For more insight on when global supply chain bottlenecks will subside, Dubai’s DP World, one of the biggest international port operators, Chairman and CEO Sultan Ahmed Bin Sulayem spoke with Bloomberg TV at the Dubai Expo 2020 on Friday and said disruptions could last for another two years.
“The global supply chain was in crisis at the beginning of the pandemic,” Bin Sulayem said. “Maybe in 2023 we’ll see an easing.”
He pointed to skyrocketing container rates and said price increases are due to shortages and the accumulated delays. “Freight rates will continue to increase, and the shipping lines are having an amazing time,” he added.
For some context on DP World’s operations, it manages the Port of Jebel Ali, also known as Mina Jebel Ali, a deep port located in Jebel Ali, Dubai, United Arab Emirates. The port is the world’s ninth busiest port.
The world’s largest shipping line, A.P. Moller-Maersk, recently warned bottlenecks might last longer than expected, and some shippers have pledged to cap spot rates. DHL and UPS have also warned supply chain disorder will not only persist into next year but could leave a permanent scar.
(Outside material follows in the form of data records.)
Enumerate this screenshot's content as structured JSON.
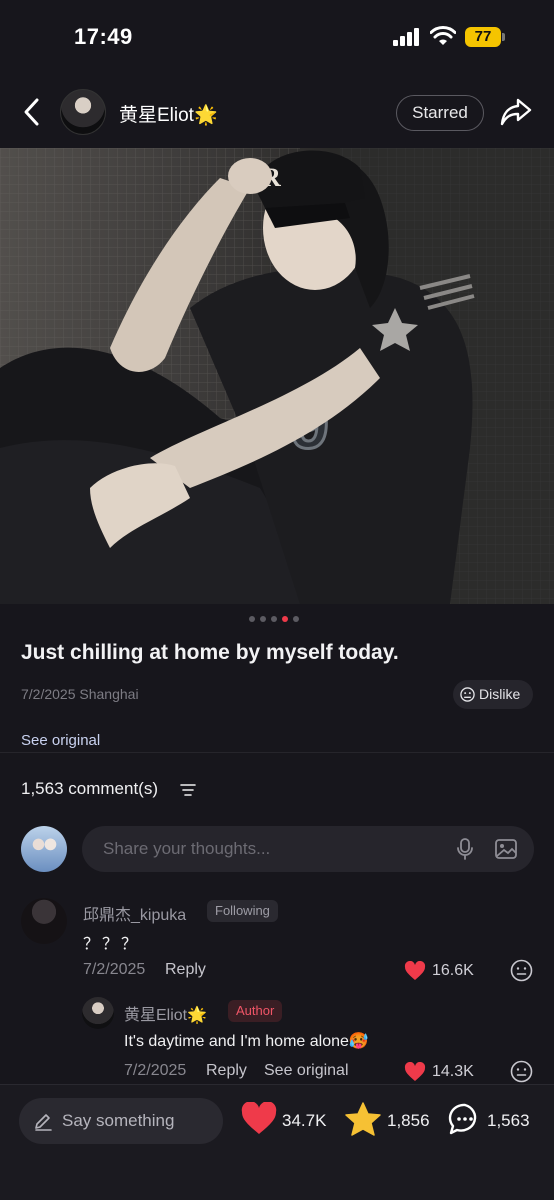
{
  "status_bar": {
    "time": "17:49",
    "battery": "77"
  },
  "header": {
    "author": "黄星Eliot🌟",
    "starred_label": "Starred"
  },
  "carousel": {
    "total": 5,
    "active_index": 3
  },
  "post": {
    "title": "Just chilling at home by myself today.",
    "meta": "7/2/2025 Shanghai",
    "dislike_label": "Dislike",
    "see_original": "See original"
  },
  "comments_section": {
    "count_label": "1,563 comment(s)",
    "input_placeholder": "Share your thoughts..."
  },
  "comments": [
    {
      "user": "邱鼎杰_kipuka",
      "badge": "Following",
      "text": "？？？",
      "date": "7/2/2025",
      "reply_label": "Reply",
      "likes": "16.6K",
      "reply": {
        "user": "黄星Eliot🌟",
        "badge": "Author",
        "text": "It's daytime and I'm home alone🥵",
        "date": "7/2/2025",
        "reply_label": "Reply",
        "see_original": "See original",
        "likes": "14.3K"
      }
    }
  ],
  "bottom_bar": {
    "say_placeholder": "Say something",
    "likes": "34.7K",
    "stars": "1,856",
    "comments": "1,563"
  },
  "colors": {
    "accent": "#ef3a4a",
    "star": "#f6c134",
    "background": "#17161c"
  },
  "icons": [
    "back-icon",
    "share-icon",
    "mic-icon",
    "image-icon",
    "heart-icon",
    "star-icon",
    "chat-icon",
    "pen-icon",
    "sort-icon",
    "emoji-icon"
  ]
}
Since the crisis was created by surging demand putting strain on container capacity, suppliers, and logistics companies as they struggled to deliver goods. The easiest way to break this vicious cycle is for consumer demand growth to wane. That solution is something countries aren’t willing to embark on because it will disrupt their economic recoveries from the virus pandemic lows.
Mohamed El-Erian, former PIMCO CEO and chief economic adviser at Allianz, also see these disruptions “will be with us for a while,” prompting producer pries to continue soaring around the world that eventually push up consumer prices.
El-Erian warns supply-side troubles could last for one to two years, if not more, which translates into stagflationary winds for the global economy unfamiliar to those who did not live through the 1970s.
While industry leaders continue to warn about continued supply chain woes, central bankers live in an alternative world of denial that will ultimately crush any credibility they have left.